4- 1992 yılında sendikalarımız kurulurken; tüzükler, akademisyenler tarafından hazırlanmıştı. İşçi sendikalarının tüzükleri örnek alınarak yazıldığından, tüzüğe “hizmet tazminatı” başlıklı bir madde konulmuş. Fazla bilgi sahibi olmadığımızdan yasadan sonraki tüzüğe de aynen girmişti.
Temmuz/2002’de profesyonel olup maaşlarımızı sendikadan almaya başladık. Emeklilik primlerimiz, yasa gereği Emekli Sandığı’na yatıyordu. Yani, sendikada geçen süre, emeklilik süresinden sayılıyordu. 2005 yılında yapılan genel kuruldan sonra bu maddeye dayanarak profesyonel sendika yöneticilerine ödeme yaptık.
Ancak, bu tazminat kafama takılmıştı. Çünkü, sendikadan; devlet memurluğundaki kadro/derecemizin karşılığı olan maaşımızdan biraz fazla ücret alıyorduk. Ayrıca bazı şube yöneticileri, profesyonel olup sendikadan ücret ve genel kurul sonrası hizmet tazminatı alırken; bazı şube yöneticileri, belirlenen kriterlere uymadığı için profesyonel olamıyor; bazı şube yöneticileri de profesyonel olmak istemiyorlardı. Ama profesyonel olan da olmayan da sendikal çalışmalarına aynen ve eşit şartlarda devam ediyorlardı.
Bir haksızlık ve adaletsizlik vardı; içime sinmiyor ve beni rahatsız ediyordu. Ayrıca etik bulmuyordum. Fazla ödenen bir para olduğunu, ödenmemesi ve kaldırılması gerektiğini düşünmeye başladım. Bazı toplantılarda ve sohbetlerde dile getirmeye başladım. Çözebilir miydim, bilmiyorum ama daha sonra sendikadaki görevim bitti!..

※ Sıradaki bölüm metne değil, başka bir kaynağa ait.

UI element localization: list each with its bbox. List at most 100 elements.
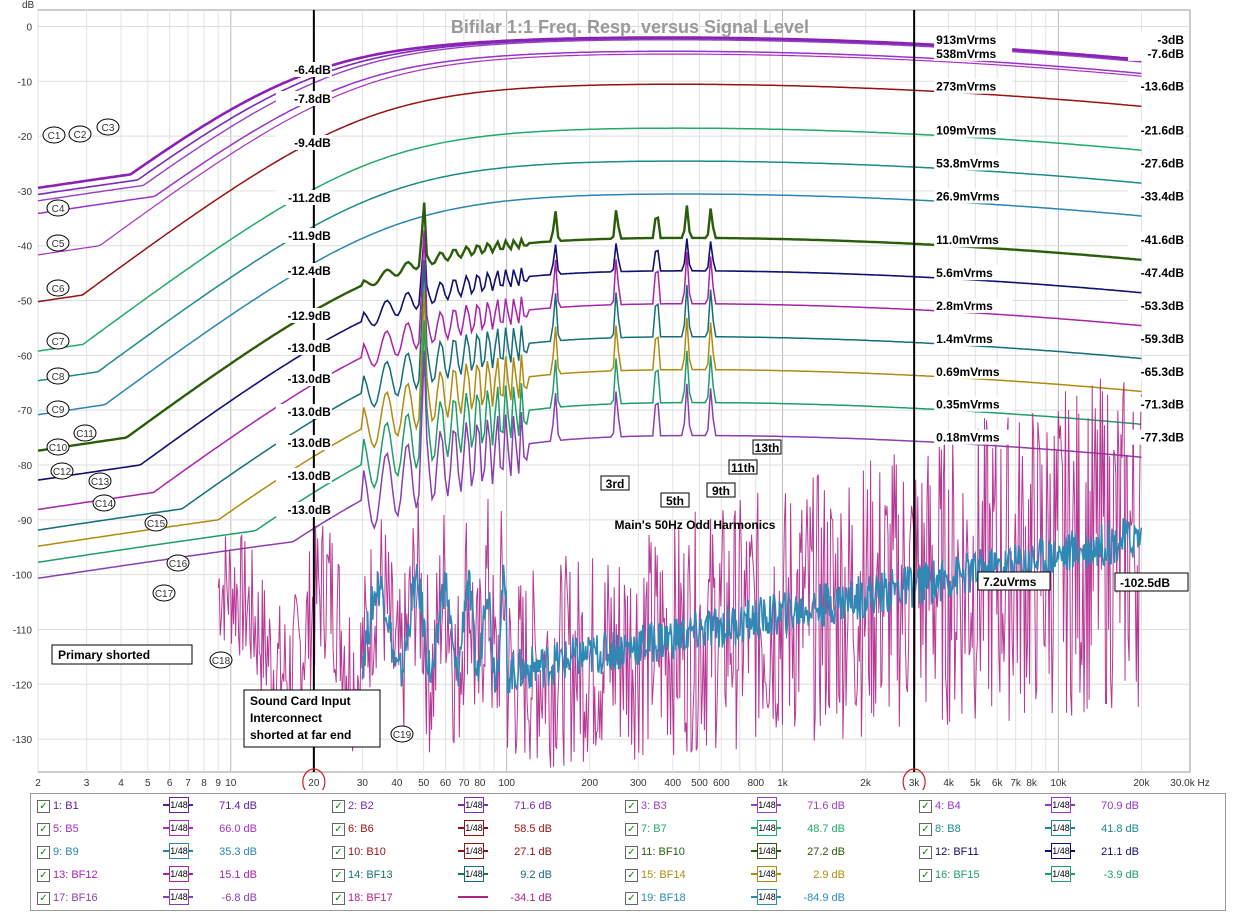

(Hizmet tazminatı, profesyonel yöneticilerimize, merkez genel kurulundan sonra ödeniyordu. Bu parayı ben de aldım ama şahsi hiçbir işimde kullanmak nasip olmadı; kurucusu ve üyesi olduğum diğer kuruluşlara harcadım.)
Yazıyı hazırlarken, eğitim hizmet kolundaki memur sendikaları ile bazı işçi sendikalarının tüzüğüne baktım. İşçi sendikalarında “hizmet ödeneği” uygulaması var. Eğitim Bir-Sen’de de var.

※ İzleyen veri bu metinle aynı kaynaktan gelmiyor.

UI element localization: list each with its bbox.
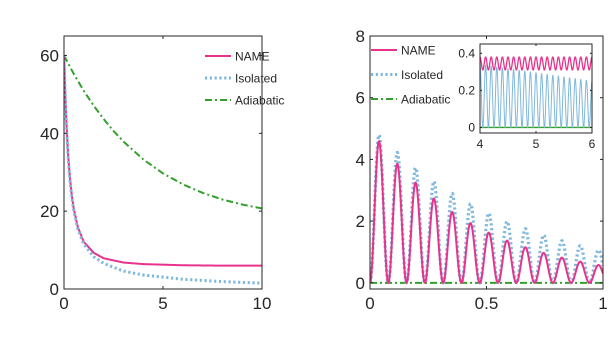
right-x-tick-label: 1 [598, 294, 607, 313]
inset-series-isolated [480, 64, 592, 128]
right-series-name [370, 140, 603, 284]
right-x-tick-label: 0.5 [475, 294, 499, 313]
left-x-tick-label: 5 [158, 294, 167, 313]
right-y-tick-label: 0 [356, 274, 365, 293]
inset-y-tick-label: 0.4 [458, 46, 475, 60]
left-panel: 0 5 10 0 20 40 60 NAME Isolated Adiabatic [40, 35, 284, 313]
right-y-tick-label: 4 [356, 150, 365, 169]
left-legend-label: Isolated [235, 71, 277, 85]
inset-x-tick-label: 5 [533, 137, 540, 151]
right-series-group [370, 133, 603, 285]
left-plot-area: 0 5 10 0 20 40 60 NAME Isolated Adiabatic [40, 35, 284, 313]
inset-y-tick-label: 0.2 [458, 84, 475, 98]
left-axes-box [63, 35, 263, 290]
inset-y-tick-label: 0 [468, 121, 475, 135]
inset-x-tick-label: 6 [589, 137, 596, 151]
right-y-tick-label: 2 [356, 212, 365, 231]
right-panel: 0 0.5 1 0 2 4 6 8 NAME Isolated Adiabatic 4 5 6 0 0.2 0.… [356, 27, 608, 313]
left-x-tick-label: 10 [253, 294, 272, 313]
left-y-tick-label: 0 [50, 280, 59, 299]
inset-x-tick-label: 4 [477, 137, 484, 151]
left-series-isolated [64, 55, 262, 285]
left-legend-label: NAME [235, 49, 270, 63]
left-legend-label: Adiabatic [235, 93, 284, 107]
right-x-tick-label: 0 [365, 294, 374, 313]
right-series-isolated [370, 133, 603, 285]
right-legend-label: Adiabatic [401, 92, 450, 106]
right-plot-area: 0 0.5 1 0 2 4 6 8 NAME Isolated Adiabatic 4 5 6 0 0.2 0.… [356, 27, 608, 313]
inset-series-group [480, 56, 592, 129]
left-series-name [64, 55, 262, 267]
left-series-adiabatic [64, 54, 262, 210]
inset-series-name [480, 56, 592, 71]
right-legend-label: Isolated [401, 68, 443, 82]
left-x-tick-label: 0 [59, 294, 68, 313]
left-y-tick-label: 40 [40, 124, 59, 143]
right-legend-label: NAME [401, 43, 436, 57]
left-series-group [64, 54, 262, 285]
right-y-tick-label: 8 [356, 27, 365, 46]
inset-chart: 4 5 6 0 0.2 0.4 [458, 43, 596, 151]
left-y-tick-label: 60 [40, 46, 59, 65]
right-y-tick-label: 6 [356, 89, 365, 108]
left-y-tick-label: 20 [40, 202, 59, 221]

Türk Eğitim-Sen’de devam ediyor. Tüzükte, maddenin son şekli şöyle: “(Değişiklik: 5.Olağan Merkez Genel Kurulu Kararı, 01/02/2014) Merkez ve Şube Yönetim Kurulu üyelerinden 4688 sayılı Kamu Görevlileri Sendikaları ve Toplu Sözleşme Kanununun 18. Maddesi kapsamında aylıksız izinli olanların, sendika üyeliğinden istifa edenler hariç olmak üzere, görev dönemleri sonunda veya her bir yıl sonunda, ölüm, maluliyet, emeklilik veya görevden ayrılmaları halinde görevde kaldıkları her bir hizmet yılı için son aylıklarının brüt tutarı kadar hizmet tazminatı ödenir. Hizmet tazminatlarının kanunen ödenmesi gereken vergileri sendikaca karşılanır. Görevde iken vefat edenlerin hizmet tazminatları varislerine ödenir.” Eğitim-Sen ve Eğitim-İş’de -yanlış bakmadıysam- “hizmet tazminatı” yok.
Daha almamız gereken çok yol var...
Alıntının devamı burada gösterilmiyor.